Former magistrate shot snared badger
A FARMER and former magistrate has been fined for trapping and shooting a badger which dug up his garden.
The RSPCA yesterday warned people against killing the animals after dairy farmer and former High Sheriff of Dyfed Richard Harold James, 77, caught the badger in a self-locking snare near his Pembrokeshire home and blasted it to death at close range with a shotgun.
The ex-JP was given fines and costs totalling almost £3,000 by Swansea Magistrates yesterday for killing a protected animal and using a snare to trap it.
He shot the animal twice near his home at Home Farm on the Stackpole Estate in Pembrokeshire just before last Christmas.
James then threw the animal onto a slope leading on to National Trust land.
It was witnessed by National Trust worker David Jarman who works on land near Home Farm. He went back to his office and called in the RSPCA.
James, former chairman of the Clynderwen and Cardigan Farmers Co-Operative, later told an RSPCA inspector who questioned him about the killing: “What about the damage badgers cause us?”
John Tarrant, prosecuting, said the RSPCA brought the case because it felt not to have prosecuted would have diminished legislation protecting badgers irrespective of the Welsh Assembly Government’s planned cull of the creatures in West Wales in an attempt to eradicate bovine TB.
And after the case, RSPCA inspector Keith Hogben said: “We hope this case will send the message that killing badgers without a licence is illegal.
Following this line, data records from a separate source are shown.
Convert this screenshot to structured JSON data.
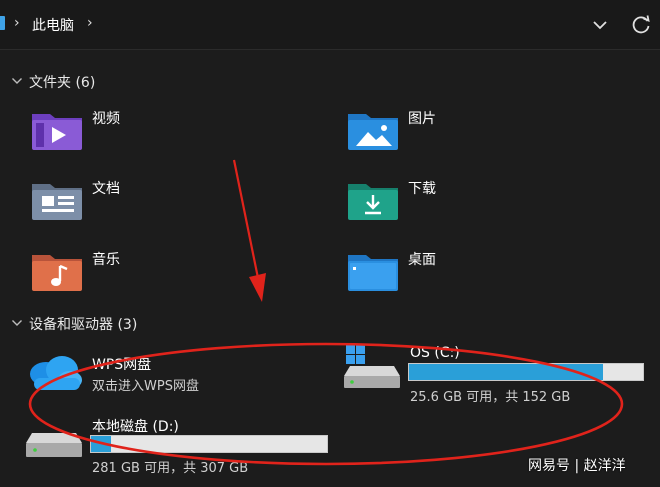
{
  "address_bar": {
    "path": [
      "此电脑"
    ],
    "icons": [
      "this-pc-icon",
      "chevron-right-icon",
      "chevron-down-icon",
      "refresh-icon"
    ]
  },
  "sections": {
    "folders": {
      "title": "文件夹",
      "count": "(6)"
    },
    "devices": {
      "title": "设备和驱动器",
      "count": "(3)"
    }
  },
  "folders": [
    {
      "label": "视频",
      "icon": "videos-folder-icon",
      "color": "#8a5bd6"
    },
    {
      "label": "图片",
      "icon": "pictures-folder-icon",
      "color": "#2a8fe0"
    },
    {
      "label": "文档",
      "icon": "documents-folder-icon",
      "color": "#7d8fa8"
    },
    {
      "label": "下载",
      "icon": "downloads-folder-icon",
      "color": "#1fa38a"
    },
    {
      "label": "音乐",
      "icon": "music-folder-icon",
      "color": "#e0704a"
    },
    {
      "label": "桌面",
      "icon": "desktop-folder-icon",
      "color": "#2a8fe0"
    }
  ],
  "drives": {
    "wps": {
      "name": "WPS网盘",
      "subtitle": "双击进入WPS网盘",
      "icon": "cloud-icon"
    },
    "c": {
      "name": "OS (C:)",
      "free": "25.6 GB 可用，共 152 GB",
      "used_fraction": 0.83,
      "icon": "system-drive-icon"
    },
    "d": {
      "name": "本地磁盘 (D:)",
      "free": "281 GB 可用，共 307 GB",
      "used_fraction": 0.085,
      "icon": "local-drive-icon"
    }
  },
  "annotation": {
    "arrow_color": "#e0231b",
    "ellipse_color": "#e0231b"
  },
  "watermark": "网易号 | 赵洋洋"
}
“The Welsh Assembly Government may be pursuing a cull under special measures in its bid to prevent bovine TB but the fact is badgers are still protected by law and unlicensed killing of them will lead to court.
“Do not take the law into your own hands.”
Tim Hayden, (corr) defending, said his client had no previous convictions, had co-operated fully with the RSPCA and had an impeccable record of distinguished public service in West Wales.
He produced photographs of the defendant’s garden and described the damaged caused by the badger as “extensive and messy”.
He added: “There had been a problem for some time which he had tried to address using an electric fence and sonic devices none of which worked.
“He felt if such damage was being caused to his property that he could, and he accepts now he was in error, take action in this way.”
He said James shot the badger twice because he wanted to make sure he was killing it humanely.
Mr Hayden told magistrates: “Whichever side you are on, the Welsh Assembly Government has decided to take action to eradicate a large proportion of badgers in the county where the defendant lives by first trapping then shooting them.
“I think that is something the court should bear in mind when coming to its sentence.”
Mr Hayden then asked the court to consider a conditional or absolute discharge.
But the magistrates imposed the full amount of costs £1,461.21 (including two vets’ post mortem examinations) and fined James £1,000 for killing a protected animal and £500 for using a snare to trap it.
Mr Hogben said afterwards the near £3,000 total was a clear signal to anyone tempted to unlawfully kill badgers that the courts would take the matter “very seriously”.
After hearing that James got £3,000 a month from his role as consultant in his family dairy farming concern, the magistrates gave him 28 days to pay the £2,961.21 fines and costs. Mr Hogben added: “Our advice to people who have trouble with badgers digging in their garden is first to consult with a local badger group.
“There are badger proof fences that can be used or various sonic devices and one method is to feed badgers so they will not bother digging in to a garden to get worms or other food.”